Santiago Sierra   
3000 Huecos (3000 Hollows), 2002, triptych each work 156,5 x 231,5 cm, 156,5x231,5

Born 1966 in Madrid (Spain)
Lives and works in Madrid (Spain)

Santiago Sierra’s performances and projects are continually the object of heated debates, elicit outrage and dismay, and sometimes result in the cancellation and premature termination of individual works. But wherein lies the unsettling power of these works? In 2002, for instance, the artists paid six unemployed Cubans to tattoo a continuous line across their backs. On another occasion he paid people a small sum to sit in a cardboard box for several hours. Another project involved public masturbation. Many observers consider Sierra’s artistic approach cynical, repulsive and immoral. It is certainly deliberate and calculated provocation, but not for its own sake. Sierra understands his work as the revelation and critique of the present state of society. Upon closer examination, he transfers the mechanisms of capitalist social systems into the artistic space, and he does so in a shockingly straightforward manner. And indeed, the exploitation of human labour, the unmasking of structural violence and the representation of powerlessness and dependence are central themes of his art.

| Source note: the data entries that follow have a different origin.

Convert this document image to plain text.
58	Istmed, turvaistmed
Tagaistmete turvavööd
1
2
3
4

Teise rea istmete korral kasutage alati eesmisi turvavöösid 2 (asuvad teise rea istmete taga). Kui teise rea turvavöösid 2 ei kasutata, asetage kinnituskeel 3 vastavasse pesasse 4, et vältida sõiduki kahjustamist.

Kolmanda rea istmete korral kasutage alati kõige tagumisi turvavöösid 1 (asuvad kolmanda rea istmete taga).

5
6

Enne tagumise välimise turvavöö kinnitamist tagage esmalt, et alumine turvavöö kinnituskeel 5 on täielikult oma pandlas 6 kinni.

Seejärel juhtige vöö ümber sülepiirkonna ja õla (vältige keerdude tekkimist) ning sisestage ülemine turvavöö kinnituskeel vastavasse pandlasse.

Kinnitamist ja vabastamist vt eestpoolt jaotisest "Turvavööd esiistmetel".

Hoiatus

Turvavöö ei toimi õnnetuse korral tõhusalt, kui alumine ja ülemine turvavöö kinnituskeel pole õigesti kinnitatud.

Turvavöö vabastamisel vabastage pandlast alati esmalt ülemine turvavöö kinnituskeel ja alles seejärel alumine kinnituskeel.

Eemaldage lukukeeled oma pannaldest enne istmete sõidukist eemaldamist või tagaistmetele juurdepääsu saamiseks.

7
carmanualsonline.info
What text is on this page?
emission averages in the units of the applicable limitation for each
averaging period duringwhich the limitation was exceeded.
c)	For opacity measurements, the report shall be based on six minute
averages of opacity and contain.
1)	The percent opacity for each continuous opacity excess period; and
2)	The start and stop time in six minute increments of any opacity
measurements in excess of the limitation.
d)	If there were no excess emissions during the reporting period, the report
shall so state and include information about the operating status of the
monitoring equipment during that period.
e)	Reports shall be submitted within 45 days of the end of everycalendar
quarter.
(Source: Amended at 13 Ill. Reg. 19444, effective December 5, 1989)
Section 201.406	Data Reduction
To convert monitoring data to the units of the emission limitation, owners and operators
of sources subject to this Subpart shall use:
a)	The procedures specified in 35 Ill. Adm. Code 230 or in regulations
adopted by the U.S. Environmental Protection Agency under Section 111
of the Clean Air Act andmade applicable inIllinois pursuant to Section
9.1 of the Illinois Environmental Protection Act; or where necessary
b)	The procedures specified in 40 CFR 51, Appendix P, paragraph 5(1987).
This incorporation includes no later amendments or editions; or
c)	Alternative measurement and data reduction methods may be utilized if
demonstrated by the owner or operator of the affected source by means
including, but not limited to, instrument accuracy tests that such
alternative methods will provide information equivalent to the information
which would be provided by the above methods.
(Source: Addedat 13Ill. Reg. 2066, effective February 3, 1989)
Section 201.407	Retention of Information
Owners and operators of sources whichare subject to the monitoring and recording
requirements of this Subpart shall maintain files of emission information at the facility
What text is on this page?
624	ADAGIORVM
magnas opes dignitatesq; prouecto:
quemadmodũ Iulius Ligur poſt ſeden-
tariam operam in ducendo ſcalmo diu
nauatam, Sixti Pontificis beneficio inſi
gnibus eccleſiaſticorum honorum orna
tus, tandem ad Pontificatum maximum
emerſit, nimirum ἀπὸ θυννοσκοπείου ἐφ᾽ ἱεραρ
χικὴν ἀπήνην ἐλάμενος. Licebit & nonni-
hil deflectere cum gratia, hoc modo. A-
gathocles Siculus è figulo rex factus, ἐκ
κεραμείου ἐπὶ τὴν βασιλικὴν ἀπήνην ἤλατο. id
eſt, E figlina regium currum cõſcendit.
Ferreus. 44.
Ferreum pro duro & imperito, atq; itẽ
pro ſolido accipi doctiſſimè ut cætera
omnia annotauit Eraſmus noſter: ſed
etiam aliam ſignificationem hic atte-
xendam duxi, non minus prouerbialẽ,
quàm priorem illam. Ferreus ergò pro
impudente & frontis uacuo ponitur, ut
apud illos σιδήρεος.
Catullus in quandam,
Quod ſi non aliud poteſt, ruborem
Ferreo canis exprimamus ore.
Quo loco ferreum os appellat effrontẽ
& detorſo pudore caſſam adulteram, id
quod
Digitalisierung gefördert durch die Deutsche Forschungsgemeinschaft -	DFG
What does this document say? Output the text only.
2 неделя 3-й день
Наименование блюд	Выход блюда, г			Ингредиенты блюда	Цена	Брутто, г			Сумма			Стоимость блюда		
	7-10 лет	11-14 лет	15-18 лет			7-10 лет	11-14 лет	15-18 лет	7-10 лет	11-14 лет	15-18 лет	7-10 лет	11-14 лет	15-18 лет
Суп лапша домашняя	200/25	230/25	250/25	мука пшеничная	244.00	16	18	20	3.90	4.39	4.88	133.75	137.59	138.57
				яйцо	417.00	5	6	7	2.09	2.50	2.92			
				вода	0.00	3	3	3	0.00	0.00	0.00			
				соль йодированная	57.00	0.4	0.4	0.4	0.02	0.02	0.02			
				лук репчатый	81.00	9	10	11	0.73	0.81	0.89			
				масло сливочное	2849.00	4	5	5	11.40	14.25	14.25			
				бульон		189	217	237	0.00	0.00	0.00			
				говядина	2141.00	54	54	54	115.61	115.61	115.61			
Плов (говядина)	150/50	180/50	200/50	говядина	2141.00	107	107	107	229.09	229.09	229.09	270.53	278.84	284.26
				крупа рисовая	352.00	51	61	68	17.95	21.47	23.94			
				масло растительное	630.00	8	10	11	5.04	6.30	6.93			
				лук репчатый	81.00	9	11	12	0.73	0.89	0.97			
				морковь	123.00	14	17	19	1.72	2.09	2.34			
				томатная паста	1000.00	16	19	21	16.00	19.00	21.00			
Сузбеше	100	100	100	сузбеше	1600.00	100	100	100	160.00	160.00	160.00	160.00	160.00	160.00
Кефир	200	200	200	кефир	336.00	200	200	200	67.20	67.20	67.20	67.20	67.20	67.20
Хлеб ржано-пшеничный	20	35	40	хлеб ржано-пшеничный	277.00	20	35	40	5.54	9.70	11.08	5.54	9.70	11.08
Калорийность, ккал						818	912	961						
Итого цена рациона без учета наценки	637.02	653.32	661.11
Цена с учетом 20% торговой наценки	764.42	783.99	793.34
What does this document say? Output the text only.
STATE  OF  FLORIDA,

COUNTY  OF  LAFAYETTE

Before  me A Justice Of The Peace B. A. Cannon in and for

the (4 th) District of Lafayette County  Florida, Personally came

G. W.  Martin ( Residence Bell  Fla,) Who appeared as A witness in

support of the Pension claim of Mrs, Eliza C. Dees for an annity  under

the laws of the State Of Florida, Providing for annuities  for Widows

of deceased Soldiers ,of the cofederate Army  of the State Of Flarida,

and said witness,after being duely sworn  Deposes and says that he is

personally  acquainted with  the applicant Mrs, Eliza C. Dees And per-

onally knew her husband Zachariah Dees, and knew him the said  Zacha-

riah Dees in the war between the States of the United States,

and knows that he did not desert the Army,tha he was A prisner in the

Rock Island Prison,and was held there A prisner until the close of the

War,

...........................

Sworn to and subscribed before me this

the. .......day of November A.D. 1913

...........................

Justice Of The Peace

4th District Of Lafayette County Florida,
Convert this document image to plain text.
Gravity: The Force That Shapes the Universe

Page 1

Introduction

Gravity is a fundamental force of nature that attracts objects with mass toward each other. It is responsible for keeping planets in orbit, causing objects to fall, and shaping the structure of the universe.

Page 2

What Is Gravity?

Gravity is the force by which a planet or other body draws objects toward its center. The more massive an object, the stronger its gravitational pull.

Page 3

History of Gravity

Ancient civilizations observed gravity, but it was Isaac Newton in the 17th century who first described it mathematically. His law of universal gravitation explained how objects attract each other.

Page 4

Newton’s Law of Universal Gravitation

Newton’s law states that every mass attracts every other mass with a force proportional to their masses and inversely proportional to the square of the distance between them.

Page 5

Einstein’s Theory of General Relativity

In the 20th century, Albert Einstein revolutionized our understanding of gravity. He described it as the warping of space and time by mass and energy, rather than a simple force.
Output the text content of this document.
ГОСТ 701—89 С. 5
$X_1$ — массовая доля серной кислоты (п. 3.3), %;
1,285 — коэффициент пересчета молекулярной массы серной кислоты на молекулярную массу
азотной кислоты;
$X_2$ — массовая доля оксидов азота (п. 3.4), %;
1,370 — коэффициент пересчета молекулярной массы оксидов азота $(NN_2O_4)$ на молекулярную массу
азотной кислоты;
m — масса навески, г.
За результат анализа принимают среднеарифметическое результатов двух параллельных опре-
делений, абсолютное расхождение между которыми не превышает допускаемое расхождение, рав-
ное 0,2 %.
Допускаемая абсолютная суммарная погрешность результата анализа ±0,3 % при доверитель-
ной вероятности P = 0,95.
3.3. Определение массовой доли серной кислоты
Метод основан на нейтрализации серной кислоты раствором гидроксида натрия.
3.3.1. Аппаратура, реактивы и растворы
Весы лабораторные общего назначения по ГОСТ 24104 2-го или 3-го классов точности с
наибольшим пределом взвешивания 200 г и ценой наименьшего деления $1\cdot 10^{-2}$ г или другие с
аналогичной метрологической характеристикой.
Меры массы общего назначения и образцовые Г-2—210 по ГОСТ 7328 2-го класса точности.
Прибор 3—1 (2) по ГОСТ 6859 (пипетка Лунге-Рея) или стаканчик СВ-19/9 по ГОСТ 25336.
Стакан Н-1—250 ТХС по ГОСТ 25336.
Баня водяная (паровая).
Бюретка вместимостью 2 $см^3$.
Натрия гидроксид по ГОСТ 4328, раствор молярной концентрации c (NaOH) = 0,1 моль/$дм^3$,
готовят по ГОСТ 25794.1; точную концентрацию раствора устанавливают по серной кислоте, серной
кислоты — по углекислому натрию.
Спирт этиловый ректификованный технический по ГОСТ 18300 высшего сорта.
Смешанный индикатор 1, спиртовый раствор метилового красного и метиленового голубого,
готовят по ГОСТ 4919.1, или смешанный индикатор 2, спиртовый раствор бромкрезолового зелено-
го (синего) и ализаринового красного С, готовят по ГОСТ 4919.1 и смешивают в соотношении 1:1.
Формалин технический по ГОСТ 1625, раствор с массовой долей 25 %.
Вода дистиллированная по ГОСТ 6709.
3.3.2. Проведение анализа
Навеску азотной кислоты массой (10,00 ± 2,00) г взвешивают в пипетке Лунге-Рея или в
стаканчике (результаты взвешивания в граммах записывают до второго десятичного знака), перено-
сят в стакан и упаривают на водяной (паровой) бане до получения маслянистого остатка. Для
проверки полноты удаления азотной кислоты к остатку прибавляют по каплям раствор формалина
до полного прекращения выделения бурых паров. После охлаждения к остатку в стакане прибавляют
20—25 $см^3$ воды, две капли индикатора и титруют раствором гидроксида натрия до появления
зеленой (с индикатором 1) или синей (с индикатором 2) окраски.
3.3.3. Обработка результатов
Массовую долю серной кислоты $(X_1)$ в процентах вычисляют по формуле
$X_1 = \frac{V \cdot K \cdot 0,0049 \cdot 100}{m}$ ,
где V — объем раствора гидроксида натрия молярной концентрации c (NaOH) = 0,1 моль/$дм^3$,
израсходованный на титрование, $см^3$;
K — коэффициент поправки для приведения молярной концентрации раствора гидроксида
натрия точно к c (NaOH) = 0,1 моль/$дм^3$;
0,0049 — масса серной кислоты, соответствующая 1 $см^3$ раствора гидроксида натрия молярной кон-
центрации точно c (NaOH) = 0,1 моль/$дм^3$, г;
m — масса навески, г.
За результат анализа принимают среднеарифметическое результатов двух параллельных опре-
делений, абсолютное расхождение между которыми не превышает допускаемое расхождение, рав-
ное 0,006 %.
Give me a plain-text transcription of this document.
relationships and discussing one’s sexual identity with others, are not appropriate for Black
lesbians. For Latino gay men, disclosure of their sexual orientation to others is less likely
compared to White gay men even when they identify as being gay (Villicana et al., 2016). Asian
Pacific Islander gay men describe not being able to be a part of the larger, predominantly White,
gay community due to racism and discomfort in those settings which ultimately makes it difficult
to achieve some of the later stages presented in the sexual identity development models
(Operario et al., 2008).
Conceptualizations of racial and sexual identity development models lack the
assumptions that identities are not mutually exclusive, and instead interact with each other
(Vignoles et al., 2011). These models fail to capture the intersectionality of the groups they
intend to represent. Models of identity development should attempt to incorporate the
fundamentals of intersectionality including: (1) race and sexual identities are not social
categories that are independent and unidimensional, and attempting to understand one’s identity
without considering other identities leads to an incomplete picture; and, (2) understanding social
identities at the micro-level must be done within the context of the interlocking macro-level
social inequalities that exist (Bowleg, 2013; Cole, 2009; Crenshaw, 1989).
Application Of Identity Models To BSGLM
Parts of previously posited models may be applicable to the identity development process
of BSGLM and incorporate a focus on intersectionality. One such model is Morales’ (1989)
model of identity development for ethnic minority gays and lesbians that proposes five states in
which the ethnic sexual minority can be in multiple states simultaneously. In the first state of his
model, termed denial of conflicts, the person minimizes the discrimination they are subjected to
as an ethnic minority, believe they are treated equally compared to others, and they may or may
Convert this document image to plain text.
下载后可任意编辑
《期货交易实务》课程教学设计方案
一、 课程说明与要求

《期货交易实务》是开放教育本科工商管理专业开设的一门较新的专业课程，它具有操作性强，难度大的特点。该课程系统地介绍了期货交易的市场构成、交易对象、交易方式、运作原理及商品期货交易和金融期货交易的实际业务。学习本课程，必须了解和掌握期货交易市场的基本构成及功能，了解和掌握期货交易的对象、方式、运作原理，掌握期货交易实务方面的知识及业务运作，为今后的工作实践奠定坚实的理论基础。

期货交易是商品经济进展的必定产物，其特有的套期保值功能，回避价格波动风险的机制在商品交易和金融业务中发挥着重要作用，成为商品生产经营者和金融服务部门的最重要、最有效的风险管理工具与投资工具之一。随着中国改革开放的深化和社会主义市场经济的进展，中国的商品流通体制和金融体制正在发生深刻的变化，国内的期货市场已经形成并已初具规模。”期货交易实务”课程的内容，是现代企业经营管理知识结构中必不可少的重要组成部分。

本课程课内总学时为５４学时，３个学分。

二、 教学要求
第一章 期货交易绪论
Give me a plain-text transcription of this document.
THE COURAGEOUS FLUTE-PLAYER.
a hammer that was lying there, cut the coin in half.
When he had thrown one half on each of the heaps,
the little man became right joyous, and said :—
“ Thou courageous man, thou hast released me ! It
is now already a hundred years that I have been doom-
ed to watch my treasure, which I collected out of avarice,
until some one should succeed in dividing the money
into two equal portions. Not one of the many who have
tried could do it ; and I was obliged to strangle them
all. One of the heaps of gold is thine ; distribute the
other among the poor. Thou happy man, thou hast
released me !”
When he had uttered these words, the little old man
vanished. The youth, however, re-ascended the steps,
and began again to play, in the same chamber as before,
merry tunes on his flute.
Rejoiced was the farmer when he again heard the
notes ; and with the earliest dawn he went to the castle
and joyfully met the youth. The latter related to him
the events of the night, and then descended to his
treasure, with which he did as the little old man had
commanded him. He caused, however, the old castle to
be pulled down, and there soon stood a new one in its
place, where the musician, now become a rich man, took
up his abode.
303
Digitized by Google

He prefers to work with homeless people, job-hunters, asylum-seekers and refugees, with the marginalised groups in our society, whose services he procures for a small sum. In the process, the seeming autonomy of the art system itself comes in for examination. 3000 Huecos of 2002 is one of the biggest projects that Santiago Sierra has produced to date. In the exhibition, three large-format black and white photographs are seen. They show a ridge in southern Spain not far from Cadiz, where Santiago Sierra had 3,000 holes dug in a 25,000 m² space, with each hole measuring 180 × 50 × 50 cm. The serial arrangement in a strictly defined grid recalls early American land art projects. However, it also makes one think of a massive graveyard. A group of African workers, immigrants from the Maghreb and the southern Sahara, dug the holes. From here, one can see the Mediterranean and make out the African coast, from which refugees drown on the way to Europe almost daily. Sierra offers no solutions with his art. But he does create striking images. They challenge us to think about existing societal conflicts, precisely because they show us the bitter reality which so many are forced to suffer.